"It was supposed to offer hope, but that's just been trashed".
It's not the way you'd expect the head of one of Victoria's peak disability groups to describe Australia's rapidly growing national scheme for people with disabilities. Alexander Curotte, 31, has become withdrawn and depressed since the switch to the NDIS, his parents say. Photo: Justin McManus
But Kevin Stone has had a gutful. At every meeting he goes to, the stories are the same.
Exhausted parents tell him about adult children who have lost funding for their day program, transport or cookery classes.
Alexander has severe autism and other disabilities. Photo: Justin McManus
Or inexpert planners who draw up disability plans over the phone, and never meet the person whose life they shape.
So for the first time Mr Stone, head of the Victorian Advocacy League for Individuals with Disability (VALID), has publicly slammed the "mean-minded" National Disability Insurance Scheme.
"It's an absolute corruption of what the NDIS is supposed to be. Each person is supposed to be treated as an individual, but in order to get everyone through, they have cut heaps of corners," Mr Stone says. "You can't put our clients through a cookie-cutter approach."
The quietly spoken advocate is not one to make such statements lightly. For the past three years he has been on Victoria's NDIS implementation task force, and the intellectual disability reference group for the national scheme.
And it's not everyone on the NDIS that Mr Stone is concerned about.
For people with relatively straightforward needs it has been a boon, particularly those who weren't getting any disability support before, he says.
But for the people he supports who have an intellectual disability, autism and "challenging behaviours", the NDIS has ushered in a period of greater bureaucracy and neglect, he says.
Challenging behaviours mean the person can harm themselves, injure others or damage property when they are distressed, often because they have been traumatised in their early lives.
Planning their support takes time, and requires great patience and expertise.
But Pascoe Vale residents Peter and Paula Curotte say these have not been evident in the treatment of their 31-year-old son, Alexander.
They entrusted Alexander to the care of the Department of Human Services at age 11, after they found it was impossible to manage his behaviour at home.
They made the "least worst decision" to protect his brothers and sisters, and it's one they now regret, says Ms Curotte.
Alexander suffered sexual and physical assault and neglect while in care. Years of trauma saw his behaviour deteriorate to the point he was moribund – strapped to a bed during stints in hospital and heavily medicated.
His parents were present on Friday when Opposition Leader Bill Shorten said Labor would lobby the Turnbull government to establish a commission on violence and neglect in the disability services sector, and make it a priority if elected.
Two years ago Alexander got a boost in his disability funding – from $20,000 to $143,000 a year – and his parents organised specialist care, such as art and music therapy, physio and occupational therapy.
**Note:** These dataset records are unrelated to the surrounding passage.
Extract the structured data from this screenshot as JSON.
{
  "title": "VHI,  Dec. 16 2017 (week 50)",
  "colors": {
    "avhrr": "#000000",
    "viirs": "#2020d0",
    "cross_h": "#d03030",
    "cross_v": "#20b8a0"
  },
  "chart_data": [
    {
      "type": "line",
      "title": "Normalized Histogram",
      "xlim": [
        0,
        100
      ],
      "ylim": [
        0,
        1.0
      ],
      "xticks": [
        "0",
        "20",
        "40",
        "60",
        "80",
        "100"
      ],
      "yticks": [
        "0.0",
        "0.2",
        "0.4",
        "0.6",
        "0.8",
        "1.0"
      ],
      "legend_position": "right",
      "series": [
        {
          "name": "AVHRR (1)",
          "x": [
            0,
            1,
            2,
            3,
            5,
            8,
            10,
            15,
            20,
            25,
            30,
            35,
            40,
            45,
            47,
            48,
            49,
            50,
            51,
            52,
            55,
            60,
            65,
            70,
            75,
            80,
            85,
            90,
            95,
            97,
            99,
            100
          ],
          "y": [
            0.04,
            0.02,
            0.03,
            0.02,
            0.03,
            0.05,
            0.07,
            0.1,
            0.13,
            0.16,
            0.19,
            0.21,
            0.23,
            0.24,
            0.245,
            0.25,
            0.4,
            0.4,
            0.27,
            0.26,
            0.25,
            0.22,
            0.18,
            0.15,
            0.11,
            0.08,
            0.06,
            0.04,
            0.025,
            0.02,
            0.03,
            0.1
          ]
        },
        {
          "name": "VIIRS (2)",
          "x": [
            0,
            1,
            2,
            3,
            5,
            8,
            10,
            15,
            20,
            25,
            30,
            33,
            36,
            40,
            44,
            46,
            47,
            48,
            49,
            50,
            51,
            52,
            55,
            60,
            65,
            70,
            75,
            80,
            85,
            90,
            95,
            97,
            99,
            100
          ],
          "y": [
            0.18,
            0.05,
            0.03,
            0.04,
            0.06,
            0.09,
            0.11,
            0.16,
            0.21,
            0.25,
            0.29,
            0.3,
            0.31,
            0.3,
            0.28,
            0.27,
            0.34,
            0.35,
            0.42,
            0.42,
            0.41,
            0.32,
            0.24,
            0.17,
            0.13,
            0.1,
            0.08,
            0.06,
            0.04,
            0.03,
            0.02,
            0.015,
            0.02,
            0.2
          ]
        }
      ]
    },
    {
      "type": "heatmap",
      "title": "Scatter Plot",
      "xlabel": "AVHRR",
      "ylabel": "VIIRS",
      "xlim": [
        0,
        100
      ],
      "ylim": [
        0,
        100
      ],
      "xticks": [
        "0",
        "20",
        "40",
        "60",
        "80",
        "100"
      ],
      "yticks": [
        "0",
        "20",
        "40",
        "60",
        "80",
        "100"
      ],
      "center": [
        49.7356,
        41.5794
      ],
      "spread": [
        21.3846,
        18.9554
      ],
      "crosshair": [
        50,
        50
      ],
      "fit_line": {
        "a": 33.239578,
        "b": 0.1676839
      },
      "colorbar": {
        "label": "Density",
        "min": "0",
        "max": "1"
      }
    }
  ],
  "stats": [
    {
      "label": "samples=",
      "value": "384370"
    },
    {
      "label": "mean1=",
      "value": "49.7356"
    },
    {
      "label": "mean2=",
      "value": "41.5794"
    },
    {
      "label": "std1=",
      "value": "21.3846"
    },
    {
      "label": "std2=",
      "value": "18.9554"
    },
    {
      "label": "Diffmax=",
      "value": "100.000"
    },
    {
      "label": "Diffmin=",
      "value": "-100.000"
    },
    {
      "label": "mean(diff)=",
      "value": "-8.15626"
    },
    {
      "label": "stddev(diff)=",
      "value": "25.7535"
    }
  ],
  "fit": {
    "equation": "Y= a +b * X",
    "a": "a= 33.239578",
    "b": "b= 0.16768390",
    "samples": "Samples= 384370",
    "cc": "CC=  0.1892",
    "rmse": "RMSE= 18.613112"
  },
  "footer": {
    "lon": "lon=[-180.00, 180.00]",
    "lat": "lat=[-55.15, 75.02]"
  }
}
Gradually, he became more engaged, calmer. He laughed. He was able to have outings, visit his parents' country holiday home and meet volunteers with service animals.
But the switch to the NDIS has shattered this fragile calm "like a piece of space junk falling through the ceiling", says Paul Curotte.
Alexander's parents weren't given the opportunity to review his plan.
"We took the rhetoric seriously. The NDIS was supposed to be a new world. But they've never met Alexander. Never sighted him, never been out to see him," says Mr Curotte.
He and his wife are satisfied with the amount of funding (more than $400,000 including accommodation costs), but say red tape means it is far less flexible than before.
Without consulting, the NDIS planner decided funding should be spent on staff to come each day and take Alexander into the community.
A fine idea in theory, says Ms Curotte, but recruiting and training these employees to understand Alexander's needs would take months. In the meantime that funding has sat there, almost untouched.
Ms Curotte has been unable to use it for specialist therapies, and so Alexander's programs have abruptly stopped. He has become withdrawn and depressed again.
Victorian Disability Minister Martin Foley says the federal government should fund a proper price for services to meet the need of Victorians with complex cases.
A spokesperson said the National Disability Insurance Agency (which is running the introduction of the scheme) will work with the Victorian government to ensure more effective support for people with complex needs during the transition to the NDIS.
"We have acknowledged the participant and provider experience can be improved and are committed to listening to feedback to strengthen the scheme as we continue to roll it out nationally," the spokesperson said in a statement.
The number of people with an intellectual disability and challenging behaviours is relatively low, about 500 in Victoria, Kevin Stone estimates.
"I've been working with these guys for 40 years or so," he says. "You don't get positive outcomes unless you put in proper expert training and support. But if you do, you can get amazing results."